Dans son billet publié sur Facebook, Dave St-Pierre convient qu'il n'a jamais été «un gars de système». «Malheureusement, en mettant l'art et les artistes en priorité dans "mon système" hiérarchique, il est sûr que ça entre en conflit avec un système qui, avant tout, et ce, insidieusement, met en priorité le trop lourd fardeau de l'administration et compagnie. Alors la place est donc vacante [à O Vertigo]. Je mentirais de ne pas dire que je suis soulagé.»

Paul Caskey reconnaît que la fin de son projet avec Dave St-Pierre place le centre de création dans une position difficile, mais qu'il annoncera un «plan B» sous peu.

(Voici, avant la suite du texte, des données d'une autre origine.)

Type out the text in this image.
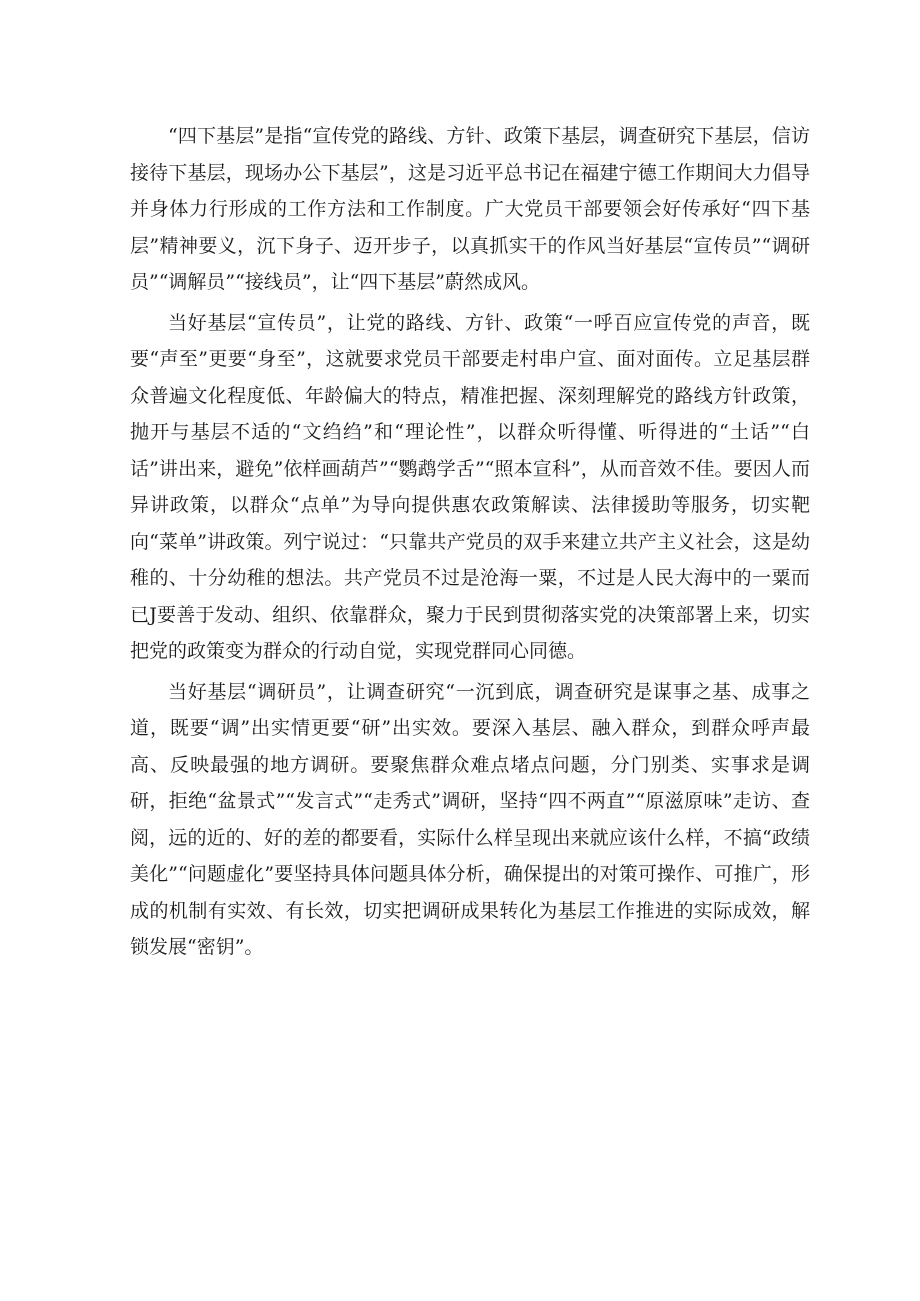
“四下基层”是指“宣传党的路线、方针、政策下基层，调查研究下基层，信访接待下基层，现场办公下基层”，这是习近平总书记在福建宁德工作期间大力倡导并身体力行形成的工作方法和工作制度。广大党员干部要领会好传承好“四下基层”精神要义，沉下身子、迈开步子，以真抓实干的作风当好基层“宣传员”“调研员”“调解员”“接线员”，让“四下基层”蔚然成风。

当好基层“宣传员”，让党的路线、方针、政策“一呼百应宣传党的声音，既要“声至”更要“身至”，这就要求党员干部要走村串户宣、面对面传。立足基层群众普遍文化程度低、年龄偏大的特点，精准把握、深刻理解党的路线方针政策，抛开与基层不适的“文绉绉”和“理论性”，以群众听得懂、听得进的“土话”“白话”讲出来，避免”依样画葫芦”“鹦鹉学舌”“照本宣科”，从而音效不佳。要因人而异讲政策，以群众“点单”为导向提供惠农政策解读、法律援助等服务，切实靶向“菜单”讲政策。列宁说过：“只靠共产党员的双手来建立共产主义社会，这是幼稚的、十分幼稚的想法。共产党员不过是沧海一粟，不过是人民大海中的一粟而已J要善于发动、组织、依靠群众，聚力于民到贯彻落实党的决策部署上来，切实把党的政策变为群众的行动自觉，实现党群同心同德。

当好基层“调研员”，让调查研究“一沉到底，调查研究是谋事之基、成事之道，既要“调”出实情更要“研”出实效。要深入基层、融入群众，到群众呼声最高、反映最强的地方调研。要聚焦群众难点堵点问题，分门别类、实事求是调研，拒绝“盆景式”“发言式”“走秀式”调研，坚持“四不两直”“原滋原味”走访、查阅，远的近的、好的差的都要看，实际什么样呈现出来就应该什么样，不搞“政绩美化”“问题虚化”要坚持具体问题具体分析，确保提出的对策可操作、可推广，形成的机制有实效、有长效，切实把调研成果转化为基层工作推进的实际成效，解锁发展“密钥”。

«L'impact pour nous est assez grave. Nous sommes dans une période de naissance qui est assez fragile ; c'était notre premier projet. C'est certain que nous voulions faire le spectacle pour la saison 2018.»

O Vertigo s'est engagé à payer les collaborateurs de Dave St-Pierre pour le temps qu'ils avaient réservé pour les répétitions ce mois-ci.

«Enfant terrible» de la danse

Dave St-Pierre n'en est pas à sa première controverse dans le milieu de la danse au Québec. Suie, sa plus récente création, présentée à la Place des Arts le mois dernier, s'est déroulée sous tension avec le programmateur Danse Danse, qui a offert à ses abonnés d'échanger leurs billets.

>> Lisez le texte sur la controverse autour de Suie



Il y a trois ans, le chorégraphe avait annoncé qu'il cessait de présenter des spectacles à grand déploiement à Montréal en raison des conditions financières dans lesquelles évoluent les compagnies de danse ici. «Malheureusement, maintenant, j'irai là où il y a de l'argent. Pas d'argent, pas de show», avait expliqué le chorégraphe sur Facebook.

Paul Caskey déplore une occasion ratée pour tout le monde, tout en exprimant son admiration pour le talent de Dave St-Pierre. «Je pense que c'est dommage et qu'il n'a pas compris les enjeux quand il a accepté de travailler avec nous. Ce qui est vrai, c'est que Dave a du talent. Il a manqué de ressources par le passé, c'était une opportunité en or de corriger des problèmes. Nous avions mis toutes nos énergies là-dedans. Nous croyons à notre mandat, au fait que nous allons contribuer de façon productive au milieu de la danse à Montréal. Nous allons montrer que nous sommes résilients.»